By the time Courtney Barnett and her band took the stage I was feeling pleasantly warm all over. And I have to give it to her, she does seem to be trying her best to own the big stage. She rotated back and forth between old crowd favorites like Avant Gardener and songs off of her newer album “Tell Me How You Really Feel”. Her guitar was slung low and she struck cords violently, strutting back and forth. The colorful lights flashed throughout the auditorium. But I just could not shake the feeling that we were in the wrong venue. Her lyrics are so intimate and, to be honest, some of her older music personally important to me. It felt to me like someone had taken a post-coital portrait and published it in a fashion magazine. It made me so sad I left midway through. I was the only one walking out and the security guards asked if I was lost.

Reflecting back on the experience, I recognize that their new fame is most likely great for Laura Jean and Courtney Barnett. They’re probably making a lot more money, their lyrics are getting to more people, etc.

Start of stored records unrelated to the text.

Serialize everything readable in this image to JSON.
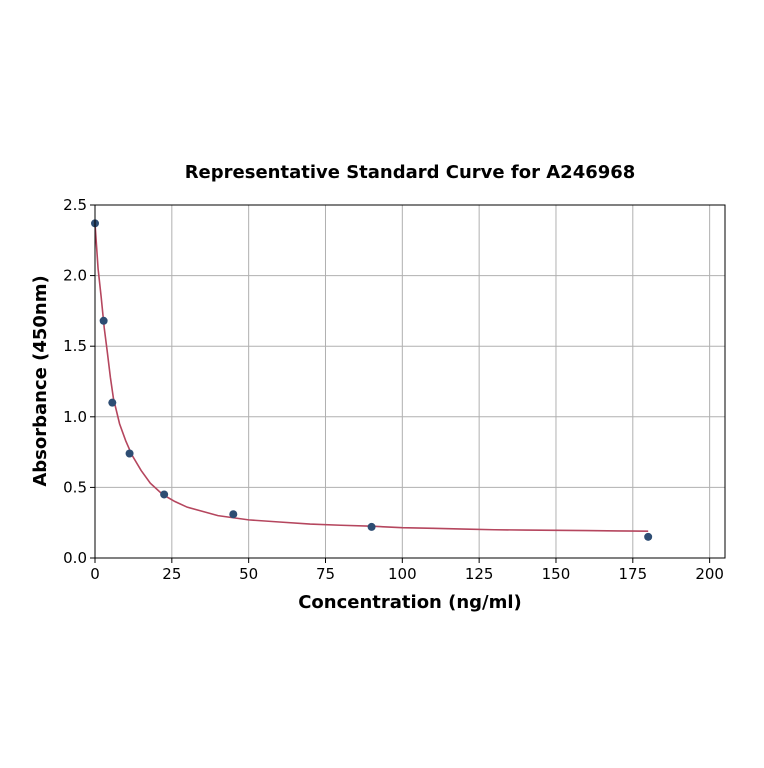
{
  "chart_data": {
    "type": "scatter",
    "title": "Representative Standard Curve for A246968",
    "xlabel": "Concentration (ng/ml)",
    "ylabel": "Absorbance (450nm)",
    "xlim": [
      0,
      205
    ],
    "ylim": [
      0,
      2.5
    ],
    "x_ticks": [
      0,
      25,
      50,
      75,
      100,
      125,
      150,
      175,
      200
    ],
    "y_ticks": [
      0.0,
      0.5,
      1.0,
      1.5,
      2.0,
      2.5
    ],
    "x_tick_labels": [
      "0",
      "25",
      "50",
      "75",
      "100",
      "125",
      "150",
      "175",
      "200"
    ],
    "y_tick_labels": [
      "0.0",
      "0.5",
      "1.0",
      "1.5",
      "2.0",
      "2.5"
    ],
    "grid": true,
    "legend": "none",
    "series": [
      {
        "kind": "points",
        "color": "#2e4d73",
        "x": [
          0,
          2.81,
          5.63,
          11.25,
          22.5,
          45,
          90,
          180
        ],
        "y": [
          2.37,
          1.68,
          1.1,
          0.74,
          0.45,
          0.31,
          0.22,
          0.15
        ]
      },
      {
        "kind": "fit-curve",
        "color": "#b5465e",
        "x": [
          0,
          1,
          2,
          3,
          4,
          5,
          6,
          8,
          10,
          12,
          15,
          18,
          22,
          26,
          30,
          35,
          40,
          50,
          60,
          70,
          80,
          90,
          100,
          110,
          120,
          130,
          140,
          150,
          160,
          170,
          180
        ],
        "y": [
          2.37,
          2.05,
          1.85,
          1.63,
          1.46,
          1.28,
          1.13,
          0.95,
          0.83,
          0.73,
          0.62,
          0.53,
          0.45,
          0.4,
          0.36,
          0.33,
          0.3,
          0.27,
          0.255,
          0.24,
          0.232,
          0.225,
          0.215,
          0.21,
          0.205,
          0.2,
          0.198,
          0.196,
          0.194,
          0.192,
          0.19
        ]
      }
    ]
  }
}
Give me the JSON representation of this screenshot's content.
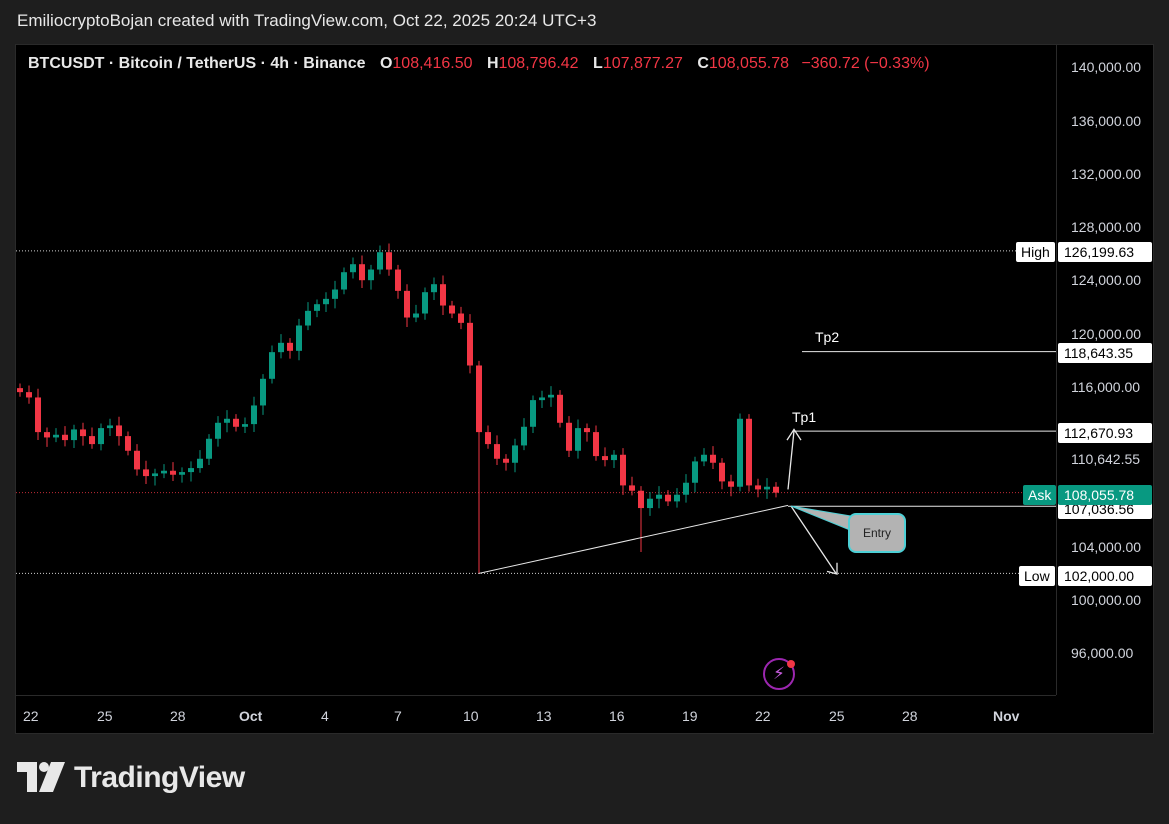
{
  "header": {
    "title": "EmiliocryptoBojan created with TradingView.com, Oct 22, 2025 20:24 UTC+3"
  },
  "legend": {
    "symbol": "BTCUSDT · Bitcoin / TetherUS · 4h · Binance",
    "open_key": "O",
    "open": "108,416.50",
    "high_key": "H",
    "high": "108,796.42",
    "low_key": "L",
    "low": "107,877.27",
    "close_key": "C",
    "close": "108,055.78",
    "change": "−360.72 (−0.33%)"
  },
  "price_axis": {
    "ticks": [
      "140,000.00",
      "136,000.00",
      "132,000.00",
      "128,000.00",
      "124,000.00",
      "120,000.00",
      "116,000.00",
      "110,642.55",
      "104,000.00",
      "100,000.00",
      "96,000.00"
    ],
    "tags": {
      "high_label": "High",
      "high_value": "126,199.63",
      "tp2_value": "118,643.35",
      "tp1_value": "112,670.93",
      "ask_label": "Ask",
      "ask_value": "108,055.78",
      "entry_value": "107,036.56",
      "low_label": "Low",
      "low_value": "102,000.00"
    }
  },
  "time_axis": {
    "labels": [
      "22",
      "25",
      "28",
      "Oct",
      "4",
      "7",
      "10",
      "13",
      "16",
      "19",
      "22",
      "25",
      "28",
      "Nov"
    ]
  },
  "annotations": {
    "tp1": "Tp1",
    "tp2": "Tp2",
    "entry": "Entry"
  },
  "colors": {
    "up": "#089981",
    "down": "#f23645",
    "background": "#000000"
  },
  "footer": {
    "brand": "TradingView"
  },
  "chart_data": {
    "type": "candlestick",
    "interval": "4h",
    "ylim": [
      93000,
      141000
    ],
    "y_ticks": [
      96000,
      100000,
      104000,
      110642.55,
      116000,
      120000,
      124000,
      128000,
      132000,
      136000,
      140000
    ],
    "x_axis_labels": [
      "22",
      "25",
      "28",
      "Oct",
      "4",
      "7",
      "10",
      "13",
      "16",
      "19",
      "22",
      "25",
      "28",
      "Nov"
    ],
    "levels": [
      {
        "label": "High",
        "value": 126199.63
      },
      {
        "label": "Tp2",
        "value": 118643.35
      },
      {
        "label": "Tp1",
        "value": 112670.93
      },
      {
        "label": "Ask",
        "value": 108055.78
      },
      {
        "label": "Entry",
        "value": 107036.56
      },
      {
        "label": "Low",
        "value": 102000.0
      }
    ],
    "close_path": [
      [
        0,
        115600
      ],
      [
        1,
        115200
      ],
      [
        2,
        112600
      ],
      [
        3,
        112200
      ],
      [
        4,
        112400
      ],
      [
        5,
        112000
      ],
      [
        6,
        112800
      ],
      [
        7,
        112300
      ],
      [
        8,
        111700
      ],
      [
        9,
        112900
      ],
      [
        10,
        113100
      ],
      [
        11,
        112300
      ],
      [
        12,
        111200
      ],
      [
        13,
        109800
      ],
      [
        14,
        109300
      ],
      [
        15,
        109500
      ],
      [
        16,
        109700
      ],
      [
        17,
        109400
      ],
      [
        18,
        109600
      ],
      [
        19,
        109900
      ],
      [
        20,
        110600
      ],
      [
        21,
        112100
      ],
      [
        22,
        113300
      ],
      [
        23,
        113600
      ],
      [
        24,
        113000
      ],
      [
        25,
        113200
      ],
      [
        26,
        114600
      ],
      [
        27,
        116600
      ],
      [
        28,
        118600
      ],
      [
        29,
        119300
      ],
      [
        30,
        118700
      ],
      [
        31,
        120600
      ],
      [
        32,
        121700
      ],
      [
        33,
        122200
      ],
      [
        34,
        122600
      ],
      [
        35,
        123300
      ],
      [
        36,
        124600
      ],
      [
        37,
        125200
      ],
      [
        38,
        124000
      ],
      [
        39,
        124800
      ],
      [
        40,
        126100
      ],
      [
        41,
        124800
      ],
      [
        42,
        123200
      ],
      [
        43,
        121200
      ],
      [
        44,
        121500
      ],
      [
        45,
        123100
      ],
      [
        46,
        123700
      ],
      [
        47,
        122100
      ],
      [
        48,
        121500
      ],
      [
        49,
        120800
      ],
      [
        50,
        117600
      ],
      [
        51,
        112600
      ],
      [
        52,
        111700
      ],
      [
        53,
        110600
      ],
      [
        54,
        110300
      ],
      [
        55,
        111600
      ],
      [
        56,
        113000
      ],
      [
        57,
        115000
      ],
      [
        58,
        115200
      ],
      [
        59,
        115400
      ],
      [
        60,
        113300
      ],
      [
        61,
        111200
      ],
      [
        62,
        112900
      ],
      [
        63,
        112600
      ],
      [
        64,
        110800
      ],
      [
        65,
        110500
      ],
      [
        66,
        110900
      ],
      [
        67,
        108600
      ],
      [
        68,
        108200
      ],
      [
        69,
        106900
      ],
      [
        70,
        107600
      ],
      [
        71,
        107900
      ],
      [
        72,
        107400
      ],
      [
        73,
        107900
      ],
      [
        74,
        108800
      ],
      [
        75,
        110400
      ],
      [
        76,
        110900
      ],
      [
        77,
        110300
      ],
      [
        78,
        108900
      ],
      [
        79,
        108500
      ],
      [
        80,
        113600
      ],
      [
        81,
        108600
      ],
      [
        82,
        108300
      ],
      [
        83,
        108500
      ],
      [
        84,
        108055.78
      ]
    ]
  }
}
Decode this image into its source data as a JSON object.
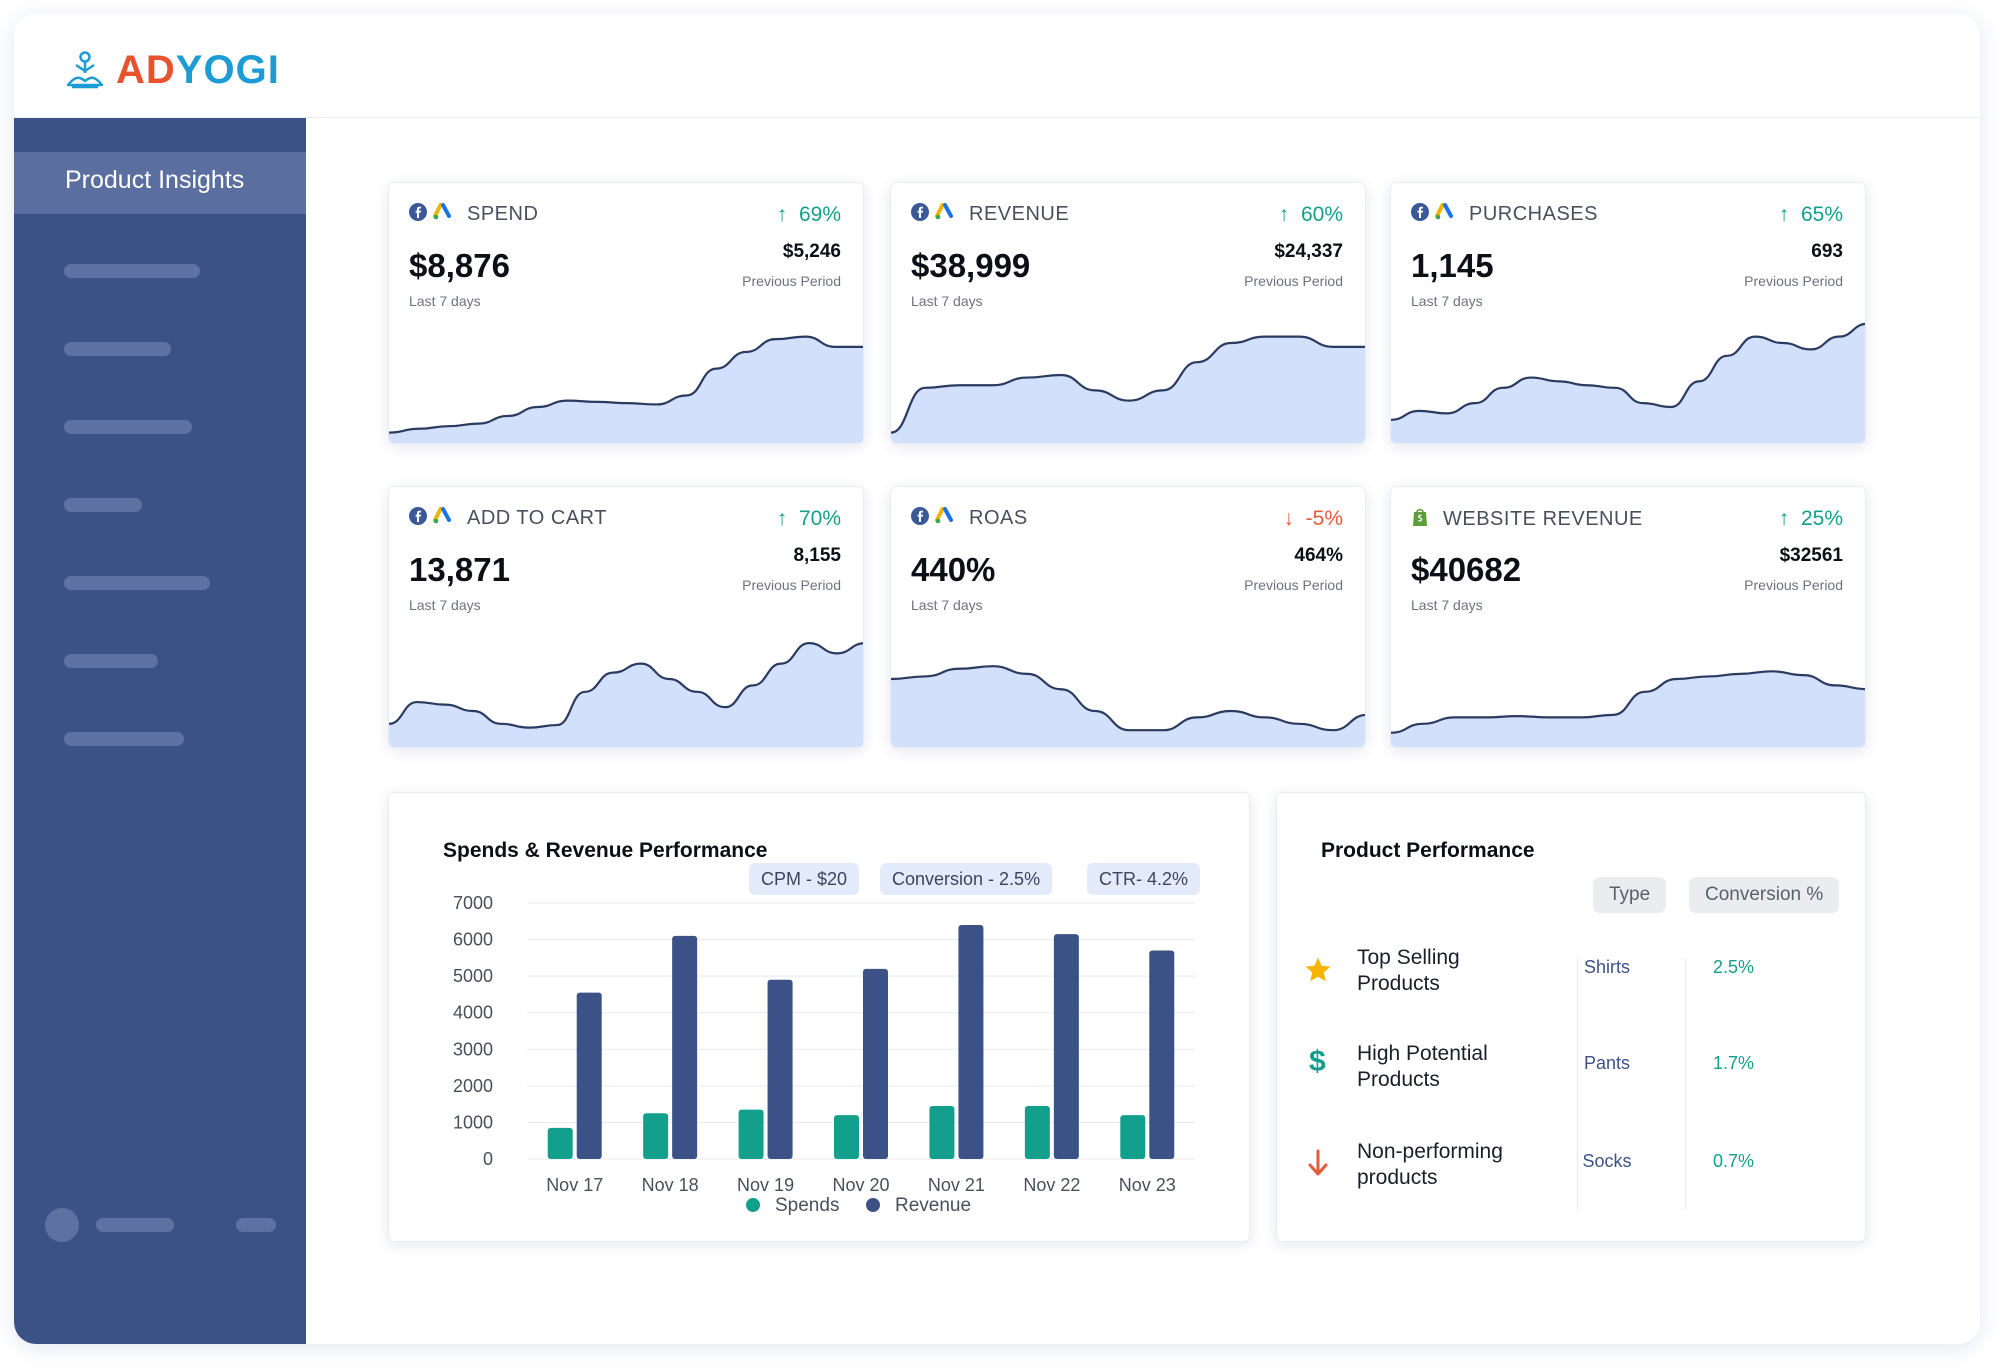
{
  "brand": {
    "logo_ad": "AD",
    "logo_yogi": "YOGI"
  },
  "sidebar": {
    "active_item": "Product Insights"
  },
  "kpis": [
    {
      "title": "SPEND",
      "pct": "69%",
      "trend": "up",
      "value": "$8,876",
      "period": "Last 7 days",
      "previous": "$5,246",
      "previous_label": "Previous Period",
      "source_icons": [
        "facebook-icon",
        "google-ads-icon"
      ]
    },
    {
      "title": "REVENUE",
      "pct": "60%",
      "trend": "up",
      "value": "$38,999",
      "period": "Last 7 days",
      "previous": "$24,337",
      "previous_label": "Previous Period",
      "source_icons": [
        "facebook-icon",
        "google-ads-icon"
      ]
    },
    {
      "title": "PURCHASES",
      "pct": "65%",
      "trend": "up",
      "value": "1,145",
      "period": "Last 7 days",
      "previous": "693",
      "previous_label": "Previous Period",
      "source_icons": [
        "facebook-icon",
        "google-ads-icon"
      ]
    },
    {
      "title": "ADD TO CART",
      "pct": "70%",
      "trend": "up",
      "value": "13,871",
      "period": "Last 7 days",
      "previous": "8,155",
      "previous_label": "Previous Period",
      "source_icons": [
        "facebook-icon",
        "google-ads-icon"
      ]
    },
    {
      "title": "ROAS",
      "pct": "-5%",
      "trend": "down",
      "value": "440%",
      "period": "Last 7 days",
      "previous": "464%",
      "previous_label": "Previous Period",
      "source_icons": [
        "facebook-icon",
        "google-ads-icon"
      ]
    },
    {
      "title": "WEBSITE REVENUE",
      "pct": "25%",
      "trend": "up",
      "value": "$40682",
      "period": "Last 7 days",
      "previous": "$32561",
      "previous_label": "Previous Period",
      "source_icons": [
        "shopify-icon"
      ]
    }
  ],
  "performance": {
    "title": "Spends & Revenue Performance",
    "pills": [
      "CPM - $20",
      "Conversion - 2.5%",
      "CTR- 4.2%"
    ]
  },
  "chart_data": {
    "type": "bar",
    "categories": [
      "Nov 17",
      "Nov 18",
      "Nov 19",
      "Nov 20",
      "Nov 21",
      "Nov 22",
      "Nov 23"
    ],
    "series": [
      {
        "name": "Spends",
        "color": "#12a08c",
        "values": [
          850,
          1250,
          1350,
          1200,
          1450,
          1450,
          1200
        ]
      },
      {
        "name": "Revenue",
        "color": "#3c5286",
        "values": [
          4550,
          6100,
          4900,
          5200,
          6400,
          6150,
          5700
        ]
      }
    ],
    "ylim": [
      0,
      7000
    ],
    "yticks": [
      7000,
      6000,
      5000,
      4000,
      3000,
      2000,
      1000,
      0
    ],
    "legend": "bottom",
    "grid": true
  },
  "product_performance": {
    "title": "Product Performance",
    "col_type": "Type",
    "col_conversion": "Conversion %",
    "rows": [
      {
        "label_1": "Top Selling",
        "label_2": "Products",
        "type": "Shirts",
        "conversion": "2.5%",
        "icon": "star-icon"
      },
      {
        "label_1": "High Potential",
        "label_2": "Products",
        "type": "Pants",
        "conversion": "1.7%",
        "icon": "dollar-icon"
      },
      {
        "label_1": "Non-performing",
        "label_2": "products",
        "type": "Socks",
        "conversion": "0.7%",
        "icon": "arrow-down-icon"
      }
    ]
  },
  "colors": {
    "sidebar": "#3c5286",
    "accent_up": "#12a08c",
    "accent_down": "#e55a3a",
    "area_fill": "#d3e0fb",
    "line": "#2b3a60"
  }
}
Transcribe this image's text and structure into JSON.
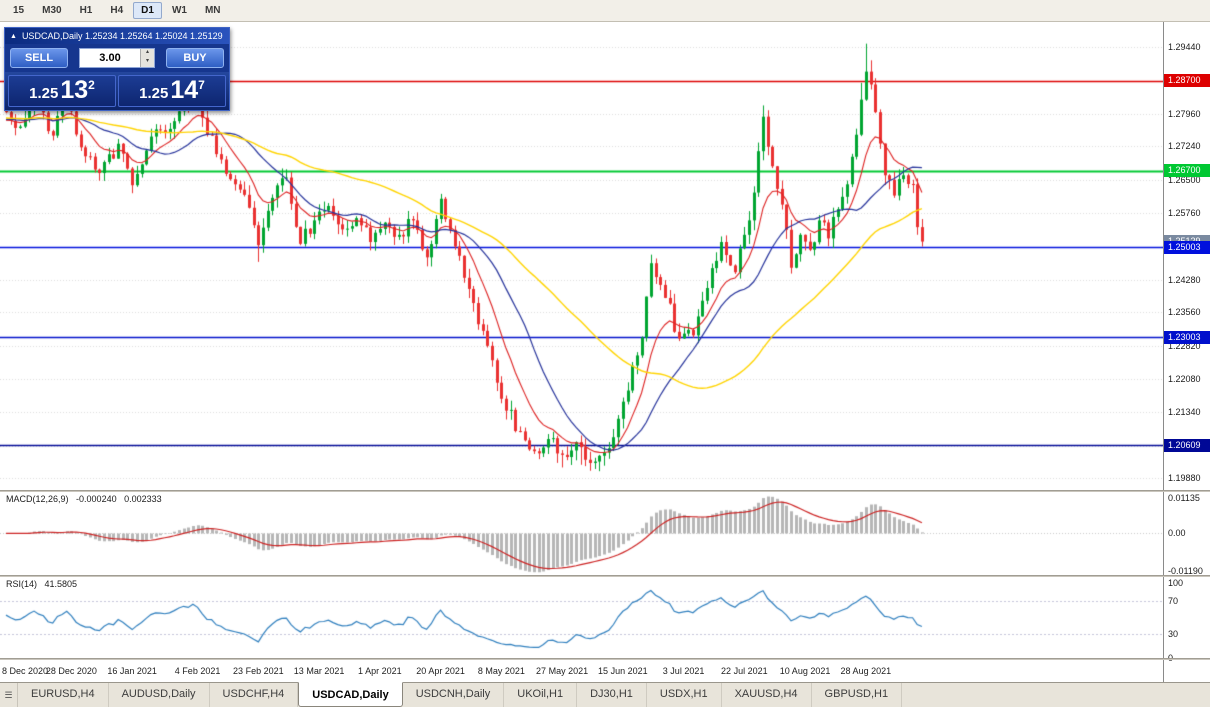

I don’t fault them for how it made me feel and I can’t even take the  (always kind of weird) attitude that I knew about it first and therefore my experience of the music is somehow more pure, because that actually isn’t the case. I tuned in late and I haven’t ever seen her in a smaller venue anyway. Perhaps it’s just a personal problem in that I have trouble feeling anything but exhaustion and sadness in venues like that. It feels like a perversion of the point of the music that’s being played. Like I’m experiencing the whole thing through €40 of plastic wrap. I might as well have just stayed home and listened to her album in my bedroom.